Dear editor,

Based on their long-term follow-up study in elderly patients with multivessel disease, Gimbel et al. reported a significantly higher 5‑year mortality after percutaneous coronary intervention (PCI) compared with coronary artery bypass grafting (CABG) in a recent issue of the Netherlands Heart Journal [1]. In addition, completeness of revascularisation appeared not to be an independent predictor of adverse outcomes in this patient population [1]. We wish to highlight a few factors that require clarification and may influence the differences observed between the study groups.

First and foremost, this is an observational study, with risk of confounding. Although the authors state in the statistical paragraph they adjusted for baseline variables with a p-value <0.1 in the univariate analysis, the results section only mentions adjustments for older age, higher creatinine levels and left main coronary artery disease (LMCAD), not for baseline differences such as gender, history of CABG, urgent status or complete revascularisation. Moreover, the authors failed to collect data on very important baseline predictors of mortality in elderly that also influence the decision for mode of revascularisation, such as cancer, neurological disorders (e.g. dementia) and frailty. Without adjusting for these variables, the conclusion that CABG is associated with lower mortality must be drawn with great caution.

Also, data on a history of late stent thrombosis with drug-eluting stents (DES) and the use of potent P2Y12 platelet receptor antagonists (ticagrelor, cangrelor) are lacking. In addition, in this observational study with the aim of assessing a treatment effect of CABG versus PCI but with imbalanced baseline characteristics, the authors used only Cox proportional hazard regression analysis instead of propensity score matching, which seems more appropriate as control for bias.

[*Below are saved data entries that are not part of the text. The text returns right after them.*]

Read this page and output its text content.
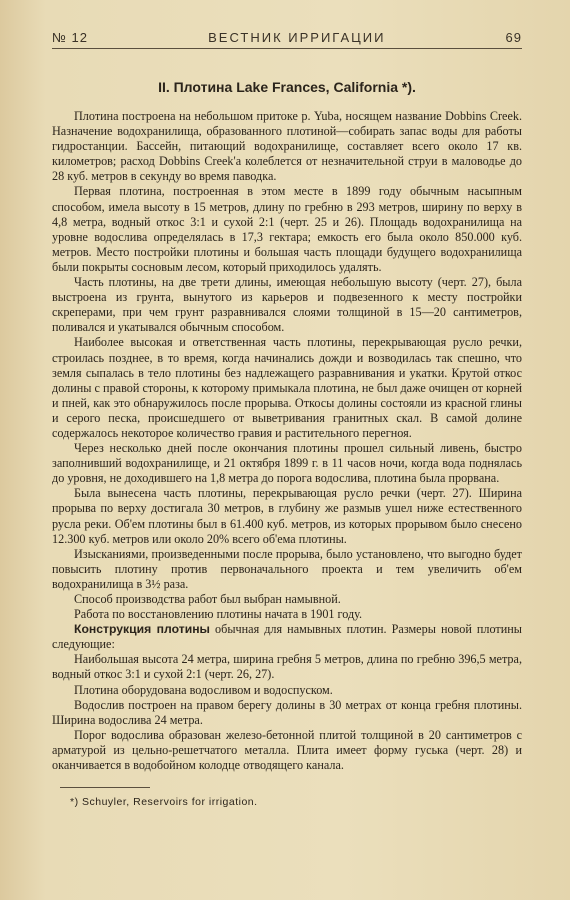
№ 12	ВЕСТНИК ИРРИГАЦИИ	69
II. Плотина Lake Frances, California *).

Плотина построена на небольшом притоке р. Yuba, носящем название Dobbins Creek. Назначение водохранилища, образованного плотиной—собирать запас воды для работы гидростанции. Бассейн, питающий водохранилище, составляет всего около 17 кв. километров; расход Dobbins Creek'а колеблется от незначительной струи в маловодье до 28 куб. метров в секунду во время паводка.

Первая плотина, построенная в этом месте в 1899 году обычным насыпным способом, имела высоту в 15 метров, длину по гребню в 293 метров, ширину по верху в 4,8 метра, водный откос 3:1 и сухой 2:1 (черт. 25 и 26). Площадь водохранилища на уровне водослива определялась в 17,3 гектара; емкость его была около 850.000 куб. метров. Место постройки плотины и большая часть площади будущего водохранилища были покрыты сосновым лесом, который приходилось удалять.

Часть плотины, на две трети длины, имеющая небольшую высоту (черт. 27), была выстроена из грунта, вынутого из карьеров и подвезенного к месту постройки скреперами, при чем грунт разравнивался слоями толщиной в 15—20 сантиметров, поливался и укатывался обычным способом.

Наиболее высокая и ответственная часть плотины, перекрывающая русло речки, строилась позднее, в то время, когда начинались дожди и возводилась так спешно, что земля сыпалась в тело плотины без надлежащего разравнивания и укатки. Крутой откос долины с правой стороны, к которому примыкала плотина, не был даже очищен от корней и пней, как это обнаружилось после прорыва. Откосы долины состояли из красной глины и серого песка, происшедшего от выветривания гранитных скал. В самой долине содержалось некоторое количество гравия и растительного перегноя.

Через несколько дней после окончания плотины прошел сильный ливень, быстро заполнивший водохранилище, и 21 октября 1899 г. в 11 часов ночи, когда вода поднялась до уровня, не доходившего на 1,8 метра до порога водослива, плотина была прорвана.

Была вынесена часть плотины, перекрывающая русло речки (черт. 27). Ширина прорыва по верху достигала 30 метров, в глубину же размыв ушел ниже естественного русла реки. Об'ем плотины был в 61.400 куб. метров, из которых прорывом было снесено 12.300 куб. метров или около 20% всего об'ема плотины.

Изысканиями, произведенными после прорыва, было установлено, что выгодно будет повысить плотину против первоначального проекта и тем увеличить об'ем водохранилища в 3½ раза.

Способ производства работ был выбран намывной.

Работа по восстановлению плотины начата в 1901 году.

Конструкция плотины обычная для намывных плотин. Размеры новой плотины следующие:

Наибольшая высота 24 метра, ширина гребня 5 метров, длина по гребню 396,5 метра, водный откос 3:1 и сухой 2:1 (черт. 26, 27).

Плотина оборудована водосливом и водоспуском.

Водослив построен на правом берегу долины в 30 метрах от конца гребня плотины. Ширина водослива 24 метра.

Порог водослива образован железо-бетонной плитой толщиной в 20 сантиметров с арматурой из цельно-решетчатого металла. Плита имеет форму гуська (черт. 28) и оканчивается в водобойном колодце отводящего канала.

*) Schuyler, Reservoirs for irrigation.
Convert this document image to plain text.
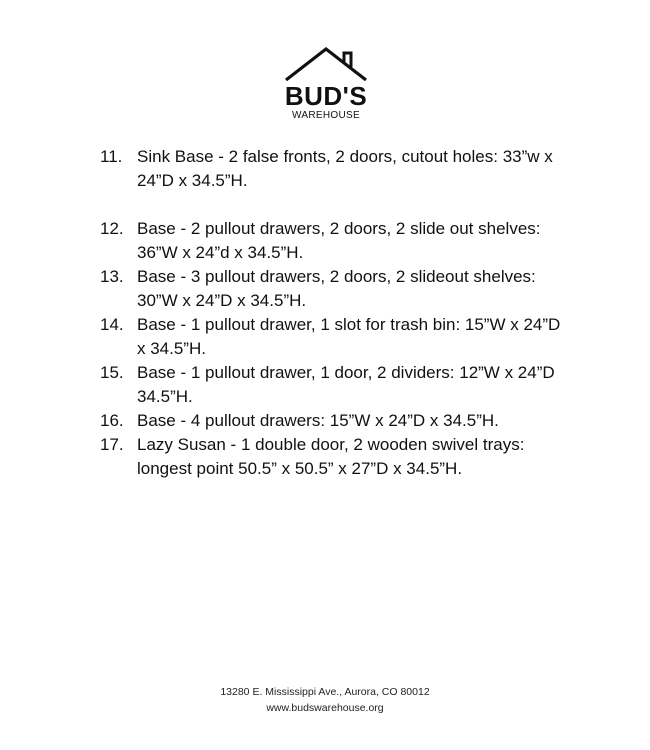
BUD'S
WAREHOUSE
11. Sink Base - 2 false fronts, 2 doors, cutout holes: 33”w x 24”D x 34.5”H.
12. Base - 2 pullout drawers, 2 doors, 2 slide out shelves: 36”W x 24”d x 34.5”H.
13. Base - 3 pullout drawers, 2 doors, 2 slideout shelves: 30”W x 24”D x 34.5”H.
14. Base - 1 pullout drawer, 1 slot for trash bin: 15”W x 24”D x 34.5”H.
15. Base - 1 pullout drawer, 1 door, 2 dividers: 12”W x 24”D 34.5”H.
16. Base - 4 pullout drawers: 15”W x 24”D x 34.5”H.
17. Lazy Susan - 1 double door, 2 wooden swivel trays: longest point 50.5” x 50.5” x 27”D x 34.5”H.
13280 E. Mississippi Ave., Aurora, CO 80012
www.budswarehouse.org
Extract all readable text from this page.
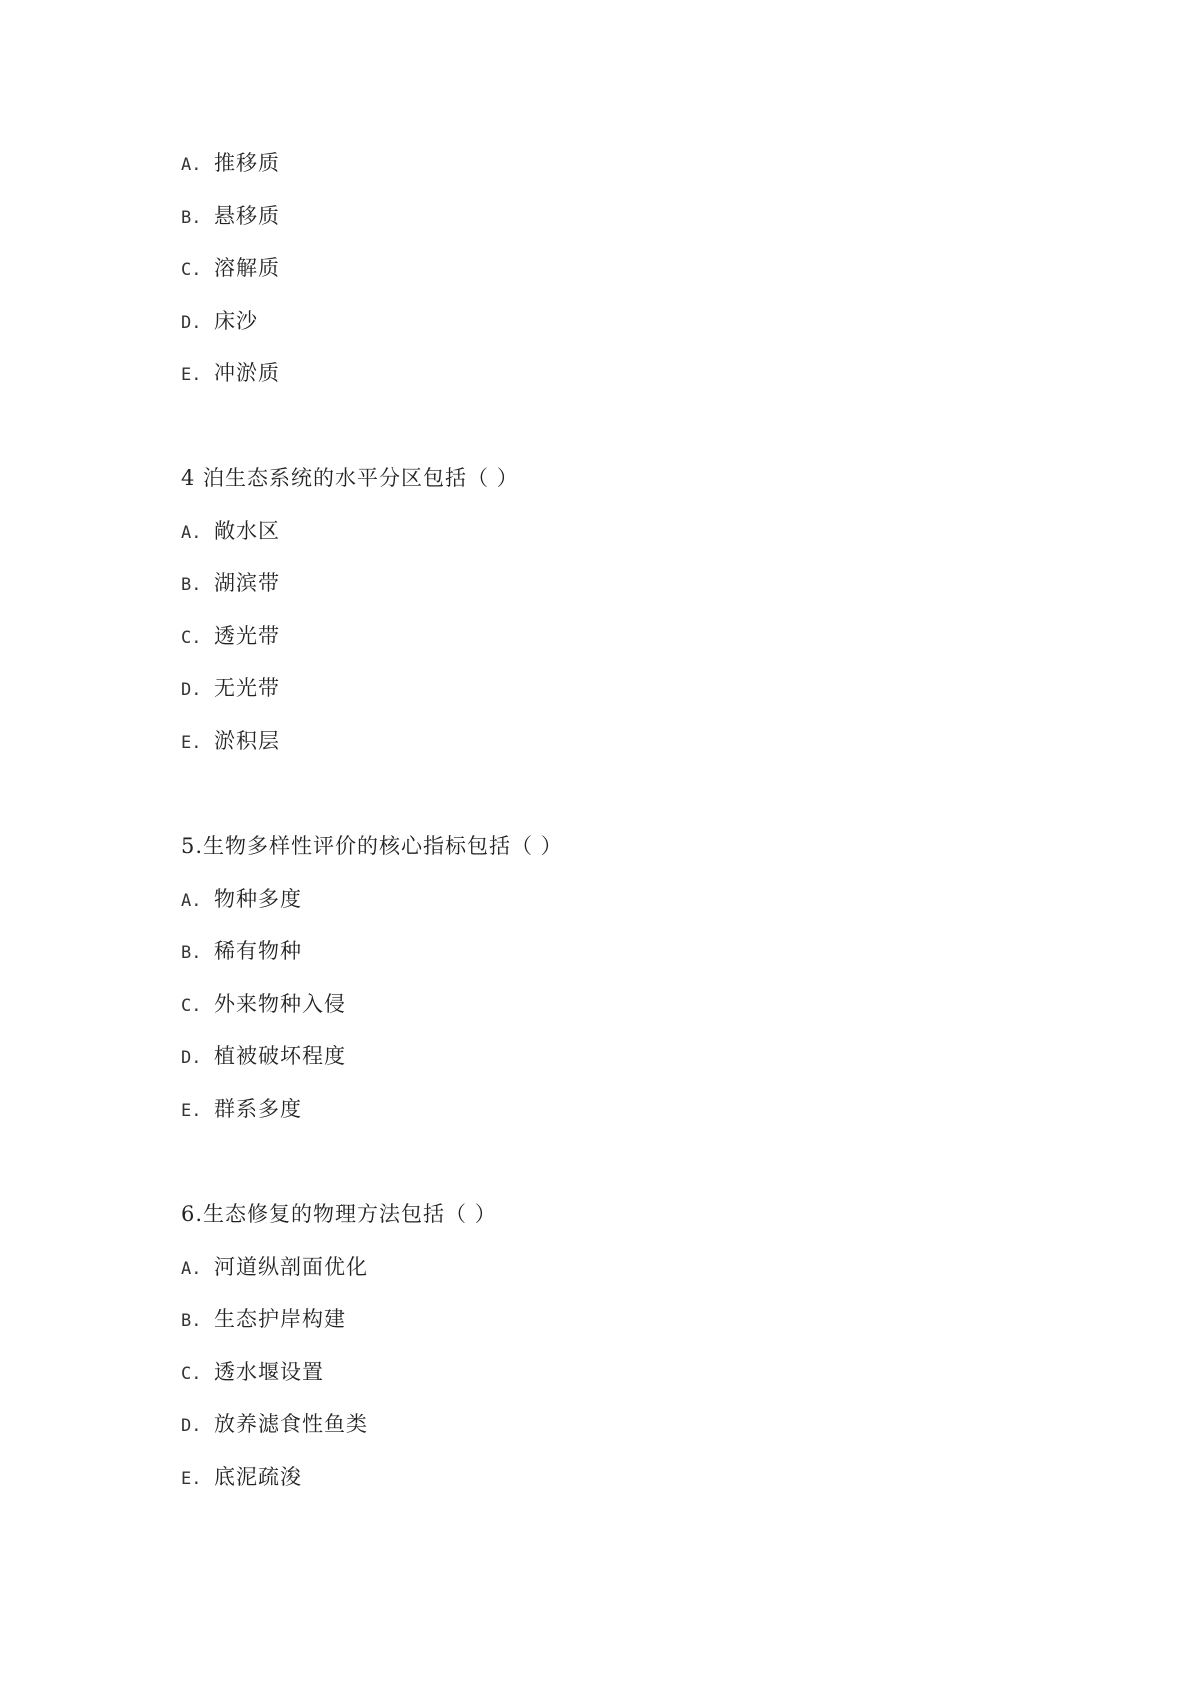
A. 推移质
B. 悬移质
C. 溶解质
D. 床沙
E. 冲淤质
4 泊生态系统的水平分区包括（ ）
A. 敞水区
B. 湖滨带
C. 透光带
D. 无光带
E. 淤积层
5.生物多样性评价的核心指标包括（ ）
A. 物种多度
B. 稀有物种
C. 外来物种入侵
D. 植被破坏程度
E. 群系多度
6.生态修复的物理方法包括（ ）
A. 河道纵剖面优化
B. 生态护岸构建
C. 透水堰设置
D. 放养滤食性鱼类
E. 底泥疏浚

Although the 2007 BARI trial demonstrated suboptimal outcomes of PCI in patients with multivessel disease compared with CABG, especially in diabetic patients, more recent randomised trials comparing CABG and PCI with newer-generation DES and advanced medical therapy (as opposed to plain old balloon angioplasty in the BARI trial and first-generation DES in the FREEDOM trial) have shown fewer advantages of CABG over PCI, especially for LMCAD [2]. In addition, the controversial EXCEL trial recently demonstrated a nearly identical 5‑year hazard of death, myocardial infarction or stroke with PCI using a second-generation DES versus CABG in 1905 patients with LMCAD (mean age 66 years), 51% of whom had concomitant multivessel disease. However, although PCI showed superior 30-day outcomes, further analysis of mortality revealed a small but significant increase in death from any cause after 5 years for PCI versus CABG (odds ratio 1.38, 95% confidence interval 1.03–1.85), emphasising the importance of long-term follow-up.

Still, the development of new chronic total occlusion techniques and the introduction of enhanced guidewires, i.e. microcatheters combined with new devices, have raised the procedural success of chronic total occlusion to nearly 90% [3], and have reduced the ischaemic burden. Current intracoronary imaging techniques, such as intravascular ultrasound and optimal coherence tomography, can improve stenting results by providing detailed characterisation of the arterial wall and reveal stent findings complementary to those seen with angiography, thus leading to optimisation of PCI results in elderly patients.

In conclusion, we think that based on the data presented by Gimbel et al., it cannot be concluded that long-term mortality is higher in elderly patients with multivessel disease undergoing PCI compared with CABG.